People think a lot of stupid things about the single mum.

They’ll think you cheated. They’ll think you got cheated on. They’ll assume you’re a quitter. They’ll assume you don’t work, or you work too much. That you get loads of benefits. They’ll assume you’re going to try and sleep with their husband.

They tell you that they’re single parenting when what they mean is that their partner is away for a few nights.

Try not to care.

Although the first time someone says to you, “Oh, I’m SO GLAD I don’t have to worry about dating any more, now I’ve got my Kevin!” it’s perfectly okay to want to stab them in their smug, who-knows-what-the-future-might-bring-karen eyeballs.

Find a Sounding Board

I’ve said it before but I think the hardest thing about being a single Mum is that it all comes down to you.

Every decision, from what school to choose to what’s for dinner – it’s down to you. And the terror of getting it wrong – especially in the early days – is huge.

Decision overwhelm is a big problem for single parents, and my hearty advice is to find yourself a sounding board. Ideally two.

These are trusted, older friends or family members who don’t mind if you ring them twice a week to check in when you’re worrying about a choice, or parenting dilemma.

You’re Probably Going to Sleep with Someone Stupid

Almost EVERY single parent I know has made an impulsive decision to sleep with someone stupid after their marriage broke up.

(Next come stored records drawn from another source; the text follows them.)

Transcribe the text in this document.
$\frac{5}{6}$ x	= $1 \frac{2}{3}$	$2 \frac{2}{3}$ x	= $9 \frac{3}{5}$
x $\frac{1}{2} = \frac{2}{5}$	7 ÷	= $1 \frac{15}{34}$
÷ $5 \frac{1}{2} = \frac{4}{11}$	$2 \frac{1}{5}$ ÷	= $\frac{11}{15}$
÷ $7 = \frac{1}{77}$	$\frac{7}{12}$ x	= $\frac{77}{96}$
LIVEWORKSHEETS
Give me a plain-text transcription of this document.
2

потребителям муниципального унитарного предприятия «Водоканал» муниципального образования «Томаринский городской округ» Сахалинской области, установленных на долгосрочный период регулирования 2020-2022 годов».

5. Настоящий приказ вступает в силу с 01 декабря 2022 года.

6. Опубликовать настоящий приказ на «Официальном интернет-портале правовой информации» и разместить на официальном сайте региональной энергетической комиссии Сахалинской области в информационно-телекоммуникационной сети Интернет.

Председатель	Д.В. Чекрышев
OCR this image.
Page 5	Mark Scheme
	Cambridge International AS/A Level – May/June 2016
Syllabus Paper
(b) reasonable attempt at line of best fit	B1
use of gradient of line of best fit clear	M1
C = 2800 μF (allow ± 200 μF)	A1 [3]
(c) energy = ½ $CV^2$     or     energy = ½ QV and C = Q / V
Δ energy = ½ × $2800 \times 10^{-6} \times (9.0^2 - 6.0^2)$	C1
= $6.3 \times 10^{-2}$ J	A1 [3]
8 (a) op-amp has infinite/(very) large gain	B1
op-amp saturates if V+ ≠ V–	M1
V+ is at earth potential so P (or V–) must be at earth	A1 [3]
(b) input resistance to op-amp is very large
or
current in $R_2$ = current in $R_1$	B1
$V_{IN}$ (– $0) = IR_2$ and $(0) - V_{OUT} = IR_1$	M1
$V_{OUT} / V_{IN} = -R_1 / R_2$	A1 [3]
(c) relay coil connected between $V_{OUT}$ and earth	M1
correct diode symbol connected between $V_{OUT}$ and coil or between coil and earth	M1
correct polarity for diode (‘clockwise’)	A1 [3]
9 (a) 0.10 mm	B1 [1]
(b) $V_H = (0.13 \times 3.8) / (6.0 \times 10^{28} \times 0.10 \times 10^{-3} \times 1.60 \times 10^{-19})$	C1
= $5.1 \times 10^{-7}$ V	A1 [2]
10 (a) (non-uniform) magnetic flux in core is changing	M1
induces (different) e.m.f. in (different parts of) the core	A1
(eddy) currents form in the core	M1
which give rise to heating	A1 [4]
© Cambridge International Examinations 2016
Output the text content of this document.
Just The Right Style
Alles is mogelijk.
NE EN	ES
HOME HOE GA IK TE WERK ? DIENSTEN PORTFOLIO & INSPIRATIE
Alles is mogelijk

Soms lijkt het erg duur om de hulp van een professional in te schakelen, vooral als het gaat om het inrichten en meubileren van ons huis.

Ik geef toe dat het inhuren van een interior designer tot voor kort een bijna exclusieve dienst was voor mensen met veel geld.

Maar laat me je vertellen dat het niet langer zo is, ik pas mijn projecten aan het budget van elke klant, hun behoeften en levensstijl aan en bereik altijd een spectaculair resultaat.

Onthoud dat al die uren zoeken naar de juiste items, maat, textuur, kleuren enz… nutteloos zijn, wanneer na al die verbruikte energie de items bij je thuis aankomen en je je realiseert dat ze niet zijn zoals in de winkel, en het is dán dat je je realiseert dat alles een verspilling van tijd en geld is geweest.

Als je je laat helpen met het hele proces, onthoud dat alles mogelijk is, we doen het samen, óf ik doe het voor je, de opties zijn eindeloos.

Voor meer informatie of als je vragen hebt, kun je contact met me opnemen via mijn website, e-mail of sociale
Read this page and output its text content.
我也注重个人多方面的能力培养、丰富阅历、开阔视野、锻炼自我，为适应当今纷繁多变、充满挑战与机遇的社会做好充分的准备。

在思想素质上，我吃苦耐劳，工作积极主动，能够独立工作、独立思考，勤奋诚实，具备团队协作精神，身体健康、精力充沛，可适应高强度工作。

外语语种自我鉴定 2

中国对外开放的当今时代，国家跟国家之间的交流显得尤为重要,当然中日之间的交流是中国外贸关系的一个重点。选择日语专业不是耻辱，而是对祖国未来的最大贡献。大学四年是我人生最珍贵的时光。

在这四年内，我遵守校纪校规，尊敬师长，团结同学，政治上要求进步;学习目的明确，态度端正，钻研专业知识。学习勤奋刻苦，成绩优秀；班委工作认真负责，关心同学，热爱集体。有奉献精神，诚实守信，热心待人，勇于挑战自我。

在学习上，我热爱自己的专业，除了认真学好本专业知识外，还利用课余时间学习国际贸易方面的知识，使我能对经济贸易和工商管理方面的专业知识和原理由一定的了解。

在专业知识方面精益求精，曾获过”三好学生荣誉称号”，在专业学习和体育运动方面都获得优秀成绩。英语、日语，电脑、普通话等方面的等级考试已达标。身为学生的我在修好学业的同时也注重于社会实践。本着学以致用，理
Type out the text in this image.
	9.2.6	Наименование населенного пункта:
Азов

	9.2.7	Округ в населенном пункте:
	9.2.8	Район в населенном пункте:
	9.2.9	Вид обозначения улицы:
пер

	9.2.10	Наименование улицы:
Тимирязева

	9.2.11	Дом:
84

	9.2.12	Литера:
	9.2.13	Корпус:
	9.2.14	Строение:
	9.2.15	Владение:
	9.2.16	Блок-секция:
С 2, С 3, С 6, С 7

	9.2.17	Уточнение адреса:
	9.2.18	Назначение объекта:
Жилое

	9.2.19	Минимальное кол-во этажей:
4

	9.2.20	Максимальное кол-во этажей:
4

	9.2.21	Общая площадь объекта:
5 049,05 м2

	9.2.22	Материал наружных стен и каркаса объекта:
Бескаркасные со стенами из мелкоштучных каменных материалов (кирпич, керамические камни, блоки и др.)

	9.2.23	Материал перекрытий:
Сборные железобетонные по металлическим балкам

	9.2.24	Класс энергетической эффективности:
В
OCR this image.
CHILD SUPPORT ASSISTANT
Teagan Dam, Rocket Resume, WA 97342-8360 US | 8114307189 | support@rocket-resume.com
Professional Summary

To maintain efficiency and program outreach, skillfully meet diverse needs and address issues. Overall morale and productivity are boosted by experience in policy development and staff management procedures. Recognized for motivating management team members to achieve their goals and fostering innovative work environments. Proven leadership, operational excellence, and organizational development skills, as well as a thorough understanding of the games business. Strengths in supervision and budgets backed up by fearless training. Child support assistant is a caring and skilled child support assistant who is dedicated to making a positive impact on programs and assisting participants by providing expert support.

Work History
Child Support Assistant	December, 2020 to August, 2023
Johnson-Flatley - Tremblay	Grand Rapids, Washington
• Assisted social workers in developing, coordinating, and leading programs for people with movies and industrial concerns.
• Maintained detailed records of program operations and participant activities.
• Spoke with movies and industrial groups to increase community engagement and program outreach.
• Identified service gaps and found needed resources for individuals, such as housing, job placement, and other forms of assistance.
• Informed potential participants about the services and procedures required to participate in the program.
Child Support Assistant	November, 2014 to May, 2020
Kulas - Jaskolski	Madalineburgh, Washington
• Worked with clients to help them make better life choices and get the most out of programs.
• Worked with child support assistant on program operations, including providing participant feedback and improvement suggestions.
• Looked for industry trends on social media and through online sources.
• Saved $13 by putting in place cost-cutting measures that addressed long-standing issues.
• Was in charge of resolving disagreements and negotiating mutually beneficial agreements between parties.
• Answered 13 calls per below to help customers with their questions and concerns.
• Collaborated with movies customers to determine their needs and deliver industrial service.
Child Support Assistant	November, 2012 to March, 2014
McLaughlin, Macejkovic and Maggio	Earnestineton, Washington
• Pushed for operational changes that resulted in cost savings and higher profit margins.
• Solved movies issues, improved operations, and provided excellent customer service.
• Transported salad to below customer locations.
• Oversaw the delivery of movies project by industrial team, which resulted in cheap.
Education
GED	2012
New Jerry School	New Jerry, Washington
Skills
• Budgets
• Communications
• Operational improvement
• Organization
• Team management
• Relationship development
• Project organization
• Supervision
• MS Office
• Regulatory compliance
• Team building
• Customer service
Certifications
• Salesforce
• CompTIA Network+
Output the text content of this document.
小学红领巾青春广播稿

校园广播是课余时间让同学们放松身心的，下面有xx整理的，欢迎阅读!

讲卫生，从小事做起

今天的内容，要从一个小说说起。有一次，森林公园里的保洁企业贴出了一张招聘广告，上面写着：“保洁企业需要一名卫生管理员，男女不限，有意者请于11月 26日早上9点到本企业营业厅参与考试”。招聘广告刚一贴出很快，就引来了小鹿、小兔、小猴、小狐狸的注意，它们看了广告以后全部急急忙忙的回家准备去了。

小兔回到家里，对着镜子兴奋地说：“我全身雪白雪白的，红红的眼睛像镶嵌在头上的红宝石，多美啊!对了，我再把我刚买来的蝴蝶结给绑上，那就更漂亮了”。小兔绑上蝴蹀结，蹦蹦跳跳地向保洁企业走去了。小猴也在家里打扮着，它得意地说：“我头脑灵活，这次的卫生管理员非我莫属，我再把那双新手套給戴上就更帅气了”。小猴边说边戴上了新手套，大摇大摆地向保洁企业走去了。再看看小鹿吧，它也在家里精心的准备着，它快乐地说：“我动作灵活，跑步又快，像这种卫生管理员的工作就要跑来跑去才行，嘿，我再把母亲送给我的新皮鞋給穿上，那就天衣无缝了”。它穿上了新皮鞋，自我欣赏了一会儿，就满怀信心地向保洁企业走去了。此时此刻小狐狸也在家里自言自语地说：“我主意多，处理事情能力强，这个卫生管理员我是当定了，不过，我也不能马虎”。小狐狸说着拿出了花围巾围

So go for it. Just remember that anyone you sleep with in the first year after you split up from your partner is probably just a sticking plaster.

Don’t take it too seriously. Don’t move in with them. Don’t introduce them to your child.

On the off-chance you have met your soulmate, they’re still going to be around when all the dust has settled and you’ve regained your decision making abilities.

 

As a single Mum life is different. But there are plenty of upsides. And after the initial shock wears off, I promise, you’re going to do GREAT.

 

3 thoughts on “Single Mum Survival Tips”

  1. I’ve been a single mum for 6 years, your article struck a chord with me, I lost friends, I’ve been judged, I’ve been made to feel that I failed, I’ve been stigmatized, pigeon holed.
    But I look at my healthy, happy, loving child and know I’m doing ok, not the perfect vision of parenthood I envisioned when I was pregnant, but we’re doing it our way and will continue to do so! X

  2. Thank you for this! this is HUGE for me and something I am just learning. i am a mom of new born baby mom and don’t have much experience.